そして、2026年3月を目途にロッテリア全店を閉店し、すべてをゼッテリアへ統合する方針が正式に発表されたのです。
ロッテリアは、長年業界4位という立ち位置にありましたが、近年はバーガーキングに店舗数で抜かれるなど、存在感の低下も指摘されている中で、ゼンショーは「ロッテリアを延命させる」のではなく、「一度リセットし再構築する」ことを選んだのです。
ゼッテリアが目指す新業態の狙い
ゼッテリアという名前は、絶品バーガーとカフェテリアを組み合わせた造語です。
そのコンセプトは明確で、「ファストフードなのに、ゆっくりできる店」という新たな価値の創出にあります。

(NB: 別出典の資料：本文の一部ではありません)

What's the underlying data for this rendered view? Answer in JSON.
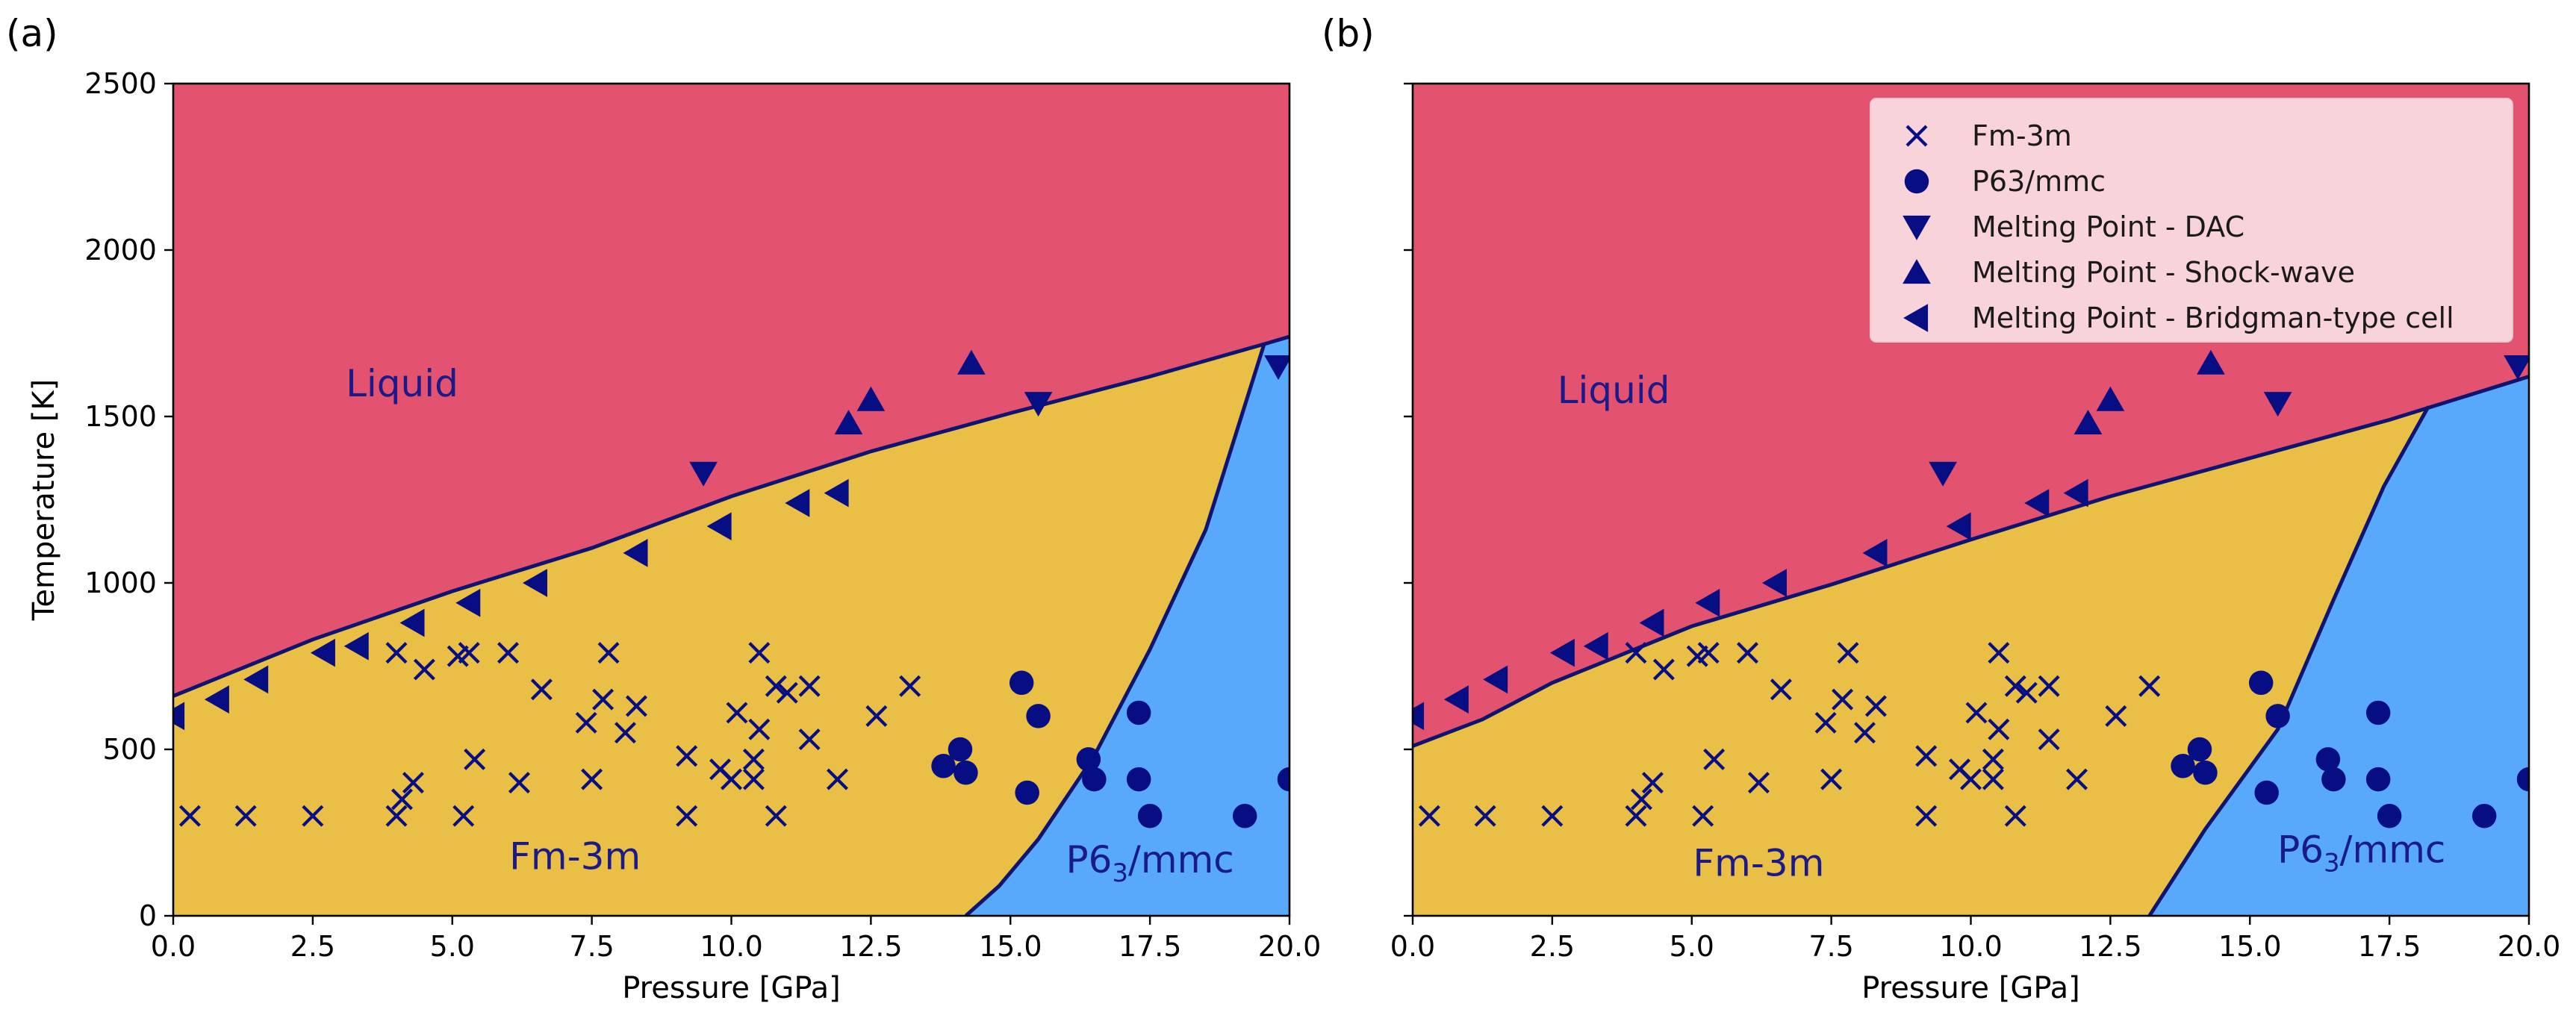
{
  "colors": {
    "liquid": "#e3536f",
    "fcc": "#e9bf45",
    "hcp": "#58a9fb",
    "line": "#0f1470",
    "marker": "#070e84",
    "legend_bg": "#fadadf",
    "legend_border": "#e4c8cd"
  },
  "chart_data": [
    {
      "type": "scatter",
      "panel_label": "(a)",
      "xlabel": "Pressure [GPa]",
      "ylabel": "Temperature [K]",
      "xlim": [
        0,
        20
      ],
      "ylim": [
        0,
        2500
      ],
      "xticks": [
        0.0,
        2.5,
        5.0,
        7.5,
        10.0,
        12.5,
        15.0,
        17.5,
        20.0
      ],
      "xtick_labels": [
        "0.0",
        "2.5",
        "5.0",
        "7.5",
        "10.0",
        "12.5",
        "15.0",
        "17.5",
        "20.0"
      ],
      "yticks": [
        0,
        500,
        1000,
        1500,
        2000,
        2500
      ],
      "ytick_labels": [
        "0",
        "500",
        "1000",
        "1500",
        "2000",
        "2500"
      ],
      "show_ytick_labels": true,
      "grid": false,
      "legend": null,
      "region_labels": [
        {
          "name": "Liquid",
          "x": 4.1,
          "y": 1560
        },
        {
          "name": "Fm-3m",
          "x": 7.2,
          "y": 140
        },
        {
          "name": "P6",
          "sub": "3",
          "suffix": "/mmc",
          "x": 17.5,
          "y": 130
        }
      ],
      "boundaries": {
        "melting": [
          [
            0,
            660
          ],
          [
            2.5,
            830
          ],
          [
            5,
            975
          ],
          [
            7.5,
            1105
          ],
          [
            10,
            1260
          ],
          [
            12.5,
            1395
          ],
          [
            15,
            1510
          ],
          [
            17.5,
            1620
          ],
          [
            19.6,
            1720
          ],
          [
            20,
            1740
          ]
        ],
        "fcc_hcp": [
          [
            14.2,
            0
          ],
          [
            14.8,
            90
          ],
          [
            15.5,
            230
          ],
          [
            16.5,
            480
          ],
          [
            17.5,
            800
          ],
          [
            18.5,
            1160
          ],
          [
            19.55,
            1720
          ]
        ]
      },
      "series": [
        {
          "name": "Fm-3m",
          "marker": "x",
          "points": [
            [
              0.3,
              300
            ],
            [
              1.3,
              300
            ],
            [
              2.5,
              300
            ],
            [
              4.0,
              300
            ],
            [
              4.1,
              350
            ],
            [
              4.3,
              400
            ],
            [
              5.2,
              300
            ],
            [
              5.4,
              470
            ],
            [
              6.2,
              400
            ],
            [
              7.5,
              410
            ],
            [
              7.4,
              580
            ],
            [
              7.7,
              650
            ],
            [
              7.8,
              790
            ],
            [
              8.1,
              550
            ],
            [
              8.3,
              630
            ],
            [
              9.2,
              300
            ],
            [
              9.2,
              480
            ],
            [
              9.8,
              440
            ],
            [
              10.0,
              410
            ],
            [
              10.1,
              610
            ],
            [
              10.4,
              470
            ],
            [
              10.4,
              410
            ],
            [
              10.5,
              560
            ],
            [
              10.5,
              790
            ],
            [
              10.8,
              690
            ],
            [
              10.8,
              300
            ],
            [
              11.0,
              670
            ],
            [
              11.4,
              530
            ],
            [
              11.4,
              690
            ],
            [
              11.9,
              410
            ],
            [
              12.6,
              600
            ],
            [
              13.2,
              690
            ],
            [
              4.0,
              790
            ],
            [
              4.5,
              740
            ],
            [
              5.1,
              780
            ],
            [
              5.3,
              790
            ],
            [
              6.0,
              790
            ],
            [
              6.6,
              680
            ]
          ]
        },
        {
          "name": "P63/mmc",
          "marker": "o",
          "points": [
            [
              13.8,
              450
            ],
            [
              14.1,
              500
            ],
            [
              14.2,
              430
            ],
            [
              15.2,
              700
            ],
            [
              15.3,
              370
            ],
            [
              15.5,
              600
            ],
            [
              16.4,
              470
            ],
            [
              16.5,
              410
            ],
            [
              17.3,
              610
            ],
            [
              17.3,
              410
            ],
            [
              17.5,
              300
            ],
            [
              19.2,
              300
            ],
            [
              20.0,
              410
            ]
          ]
        },
        {
          "name": "Melting Point - DAC",
          "marker": "v",
          "points": [
            [
              9.5,
              1330
            ],
            [
              15.5,
              1540
            ],
            [
              19.8,
              1650
            ]
          ]
        },
        {
          "name": "Melting Point - Shock-wave",
          "marker": "^",
          "points": [
            [
              12.1,
              1480
            ],
            [
              12.5,
              1550
            ],
            [
              14.3,
              1660
            ]
          ]
        },
        {
          "name": "Melting Point - Bridgman-type cell",
          "marker": "<",
          "points": [
            [
              0.0,
              600
            ],
            [
              0.8,
              650
            ],
            [
              1.5,
              710
            ],
            [
              2.7,
              790
            ],
            [
              3.3,
              810
            ],
            [
              4.3,
              880
            ],
            [
              5.3,
              940
            ],
            [
              6.5,
              1000
            ],
            [
              8.3,
              1090
            ],
            [
              9.8,
              1170
            ],
            [
              11.2,
              1240
            ],
            [
              11.9,
              1270
            ]
          ]
        }
      ]
    },
    {
      "type": "scatter",
      "panel_label": "(b)",
      "xlabel": "Pressure [GPa]",
      "ylabel": "",
      "xlim": [
        0,
        20
      ],
      "ylim": [
        0,
        2500
      ],
      "xticks": [
        0.0,
        2.5,
        5.0,
        7.5,
        10.0,
        12.5,
        15.0,
        17.5,
        20.0
      ],
      "xtick_labels": [
        "0.0",
        "2.5",
        "5.0",
        "7.5",
        "10.0",
        "12.5",
        "15.0",
        "17.5",
        "20.0"
      ],
      "yticks": [
        0,
        500,
        1000,
        1500,
        2000,
        2500
      ],
      "ytick_labels": [
        "0",
        "500",
        "1000",
        "1500",
        "2000",
        "2500"
      ],
      "show_ytick_labels": false,
      "grid": false,
      "legend": "top-right",
      "region_labels": [
        {
          "name": "Liquid",
          "x": 3.6,
          "y": 1540
        },
        {
          "name": "Fm-3m",
          "x": 6.2,
          "y": 120
        },
        {
          "name": "P6",
          "sub": "3",
          "suffix": "/mmc",
          "x": 17.0,
          "y": 160
        }
      ],
      "boundaries": {
        "melting": [
          [
            0,
            510
          ],
          [
            1.25,
            590
          ],
          [
            2.5,
            700
          ],
          [
            5,
            870
          ],
          [
            7.5,
            995
          ],
          [
            10,
            1130
          ],
          [
            12.5,
            1260
          ],
          [
            15,
            1375
          ],
          [
            17.5,
            1490
          ],
          [
            20,
            1620
          ]
        ],
        "fcc_hcp": [
          [
            13.2,
            0
          ],
          [
            14.2,
            260
          ],
          [
            15.5,
            560
          ],
          [
            16.5,
            950
          ],
          [
            17.4,
            1290
          ],
          [
            18.2,
            1530
          ]
        ]
      },
      "series": [
        {
          "name": "Fm-3m",
          "marker": "x",
          "points": [
            [
              0.3,
              300
            ],
            [
              1.3,
              300
            ],
            [
              2.5,
              300
            ],
            [
              4.0,
              300
            ],
            [
              4.1,
              350
            ],
            [
              4.3,
              400
            ],
            [
              5.2,
              300
            ],
            [
              5.4,
              470
            ],
            [
              6.2,
              400
            ],
            [
              7.5,
              410
            ],
            [
              7.4,
              580
            ],
            [
              7.7,
              650
            ],
            [
              7.8,
              790
            ],
            [
              8.1,
              550
            ],
            [
              8.3,
              630
            ],
            [
              9.2,
              300
            ],
            [
              9.2,
              480
            ],
            [
              9.8,
              440
            ],
            [
              10.0,
              410
            ],
            [
              10.1,
              610
            ],
            [
              10.4,
              470
            ],
            [
              10.4,
              410
            ],
            [
              10.5,
              560
            ],
            [
              10.5,
              790
            ],
            [
              10.8,
              690
            ],
            [
              10.8,
              300
            ],
            [
              11.0,
              670
            ],
            [
              11.4,
              530
            ],
            [
              11.4,
              690
            ],
            [
              11.9,
              410
            ],
            [
              12.6,
              600
            ],
            [
              13.2,
              690
            ],
            [
              4.0,
              790
            ],
            [
              4.5,
              740
            ],
            [
              5.1,
              780
            ],
            [
              5.3,
              790
            ],
            [
              6.0,
              790
            ],
            [
              6.6,
              680
            ]
          ]
        },
        {
          "name": "P63/mmc",
          "marker": "o",
          "points": [
            [
              13.8,
              450
            ],
            [
              14.1,
              500
            ],
            [
              14.2,
              430
            ],
            [
              15.2,
              700
            ],
            [
              15.3,
              370
            ],
            [
              15.5,
              600
            ],
            [
              16.4,
              470
            ],
            [
              16.5,
              410
            ],
            [
              17.3,
              610
            ],
            [
              17.3,
              410
            ],
            [
              17.5,
              300
            ],
            [
              19.2,
              300
            ],
            [
              20.0,
              410
            ]
          ]
        },
        {
          "name": "Melting Point - DAC",
          "marker": "v",
          "points": [
            [
              9.5,
              1330
            ],
            [
              15.5,
              1540
            ],
            [
              19.8,
              1650
            ]
          ]
        },
        {
          "name": "Melting Point - Shock-wave",
          "marker": "^",
          "points": [
            [
              12.1,
              1480
            ],
            [
              12.5,
              1550
            ],
            [
              14.3,
              1660
            ]
          ]
        },
        {
          "name": "Melting Point - Bridgman-type cell",
          "marker": "<",
          "points": [
            [
              0.0,
              600
            ],
            [
              0.8,
              650
            ],
            [
              1.5,
              710
            ],
            [
              2.7,
              790
            ],
            [
              3.3,
              810
            ],
            [
              4.3,
              880
            ],
            [
              5.3,
              940
            ],
            [
              6.5,
              1000
            ],
            [
              8.3,
              1090
            ],
            [
              9.8,
              1170
            ],
            [
              11.2,
              1240
            ],
            [
              11.9,
              1270
            ]
          ]
        }
      ]
    }
  ]
}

ゼッテリアはカフェ的な居心地を加え、ハンバーガーを食べる人だけでなく、PC作業や勉強をする利用客の姿も多く見られます。
この背景には、社会環境の変化があり、コロナ禍以降オフィス以外で作業をする人が増え、カフェの需要は急拡大しました。
ゼンショーはこの流れを捉え、「ハンバーガー+カフェ」という居場所の再定義に踏み切ったのです。
単なるハンバーガーショップではなく、滞在価値を提供する場としての進化こそが、ゼッテリア最大の特徴だと言えるでしょう。
安さの限界と薄利多売からの脱却
ゼッテリア化のもう一つの大きな狙いは、ファストフード型ビジネスモデルの転換です。
現在の飲食業界は、原材料費・人件費・光熱費のすべてが上昇し、安く大量に売る薄利多売モデルは限界に近づいています。
実際、マクドナルドをはじめとする大手チェーンも、値上げや高付加価値業態(マックカフェなど)へのシフトを進めています。
また、ゼッテリアではタブレット注文や少人数オペレーションなど効率化も徹底、長居する客が追加注文をしやすくなっており、滞在時間の長さが客単価アップにつながる仕組みも整えられています。
興味深いのは、ロッテリアという名前自体が、もともとロッテとカフェテリアを組み合わせたものだった点です。
つまり、ゼッテリアへの転換は、ある意味で先祖返りとも言えるでしょう。
ハンバーガー色が強まりすぎたロッテリアを、本来の「カフェテリア的要素」に立ち戻らせたとも解釈できます。
まとめ
ゼッテリアへの転換は、飲食業界の構造変化と消費行動の変化を見据えた、極めて戦略的な進化だと言えます。
ロッテリアという名前が消える寂しさはありますが、ゼッテリアが次の時代のスタンダードになれるかどうか…それこそが、これからのハンバーガー業界最大の注目ポイントとなるでしょう。